The fear of everything that is different -most notably the natural world and our wild brothers and sisters of all species, but also other cultures (the gaping chasm between muslim and christians for example is growing wider and wider), is growing in many ways. The result is an ever intensifying war against nature and between different sub-cultures (all part of the conglomerate of industrial civilised cultures).

“And it’s why we (not always, but more and more often) have accepted the notion that women are fully human beings.”

I feel the feminist movement has been hijacked so that women should now strive to become financial and social predators just like men have always been pushed to be in civilised culture. This is not freedom; it’s making abusers out of the abused.

Movements are forming which do see things the right way, but they are generally more than countered by opposing developments. One day that balance may shift, but I have very little hope that it will happen in time. We need total revolution now. And if you ask me, to be sustainable it will have to be one where artificial intelligence has absolutely no place, because it depends on whole hordes of inherently unsustainable (socially and, more importantly, ecologically) practices.

Thanks Warren. I’m curious what you think.

Arthur

I responded:

Well, Arthur, I won’t argue with you that we have turned much of the world to shit.

I think your analysis is correct in the shorter term. But I have been working for many years in training myself to think in longer spans of time, and by comparison with the degree of violence in ordinary life a thousand years ago, we have made huge progress. Same with the degree of economic exploitation of others.

You and I are citizens of an economic superpower and have access to the perquisites of immense privilege. And yet we are part of a sizable group within our society that actively and loudly deplores our culture’s malfeasances and strives to rectify them. Such a group would never have existed among the privileged classes even a few centuries ago; our default conception of the world would have dehumanized those whom we exploited long before they even came to our attention in the first place.

Of course slavery still exists in multiple forms around the world. Of course the virus of consumerism and the tumors of corporatism are destroying us.

But…seen from the perspective of millennia, we have made great progress towards understanding one another, towards behaving better, towards resolving our conflicts peacefully (read Pinker’s book on violence; it’s a real eye-opener). This is the meaning of “cultural infrastructure.” Just as our physical infrastructure (roads, bridges, aquaducts, reservoirs, parklands, public spaces) makes our lives easier, our cultural infrastructure has made it less likely that we will die from violence or starvation, and more likely that we will have the mental balance and perspective necessary for compassionate action.

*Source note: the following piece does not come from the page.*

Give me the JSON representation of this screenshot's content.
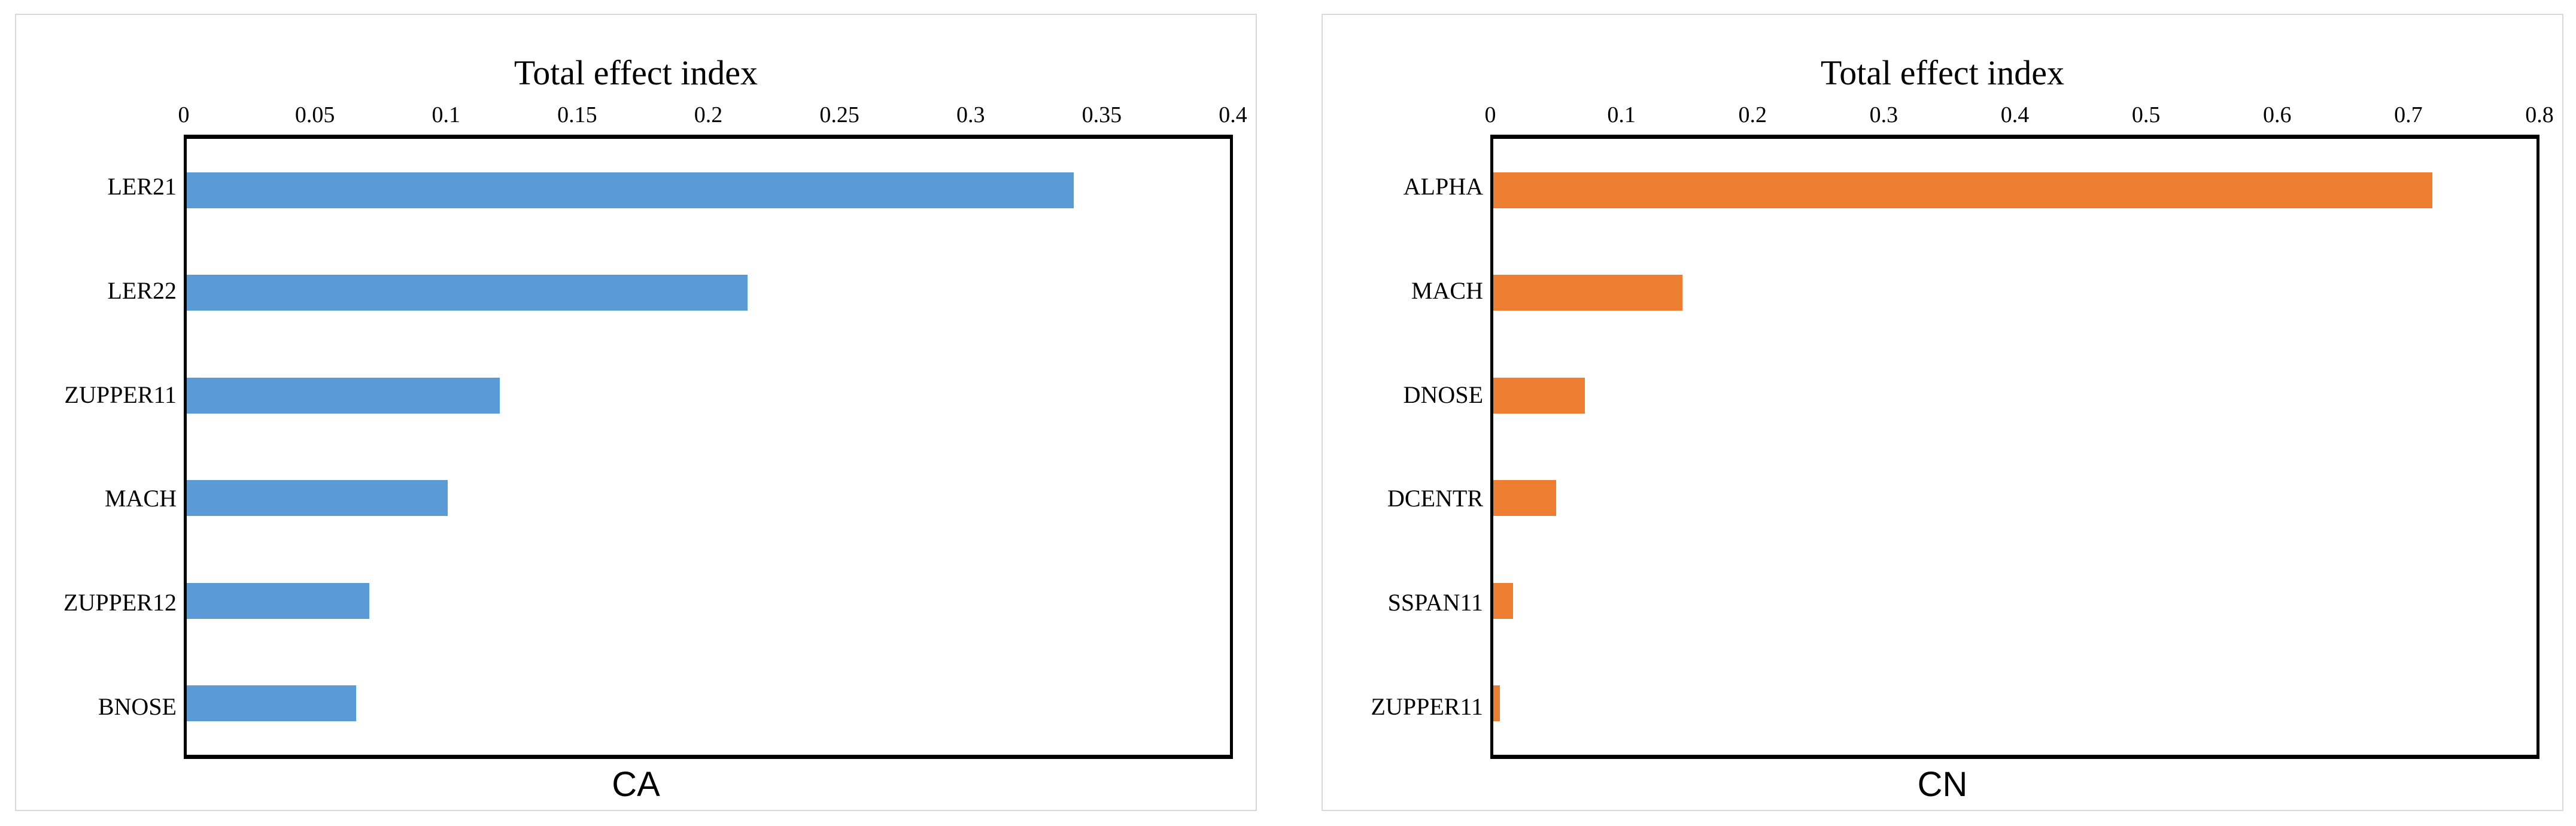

This cultural infrastructure is threatened by climate change…and it is imperative that we reinforce it to prepare for the coming storms. Our most effective tools are kindness, compassion, intelligence, and imagination; we must make all of these qualities stronger in ourselves and others.

Warren

PS: The gaping chasm between Muslims and Christians is another example of internecine quarrels between people who are in every other sense ideologically aligned. That’s not xenophobia; it’s sectarian squabbling between fellow Abrahamists about whether to wear beanies or berets.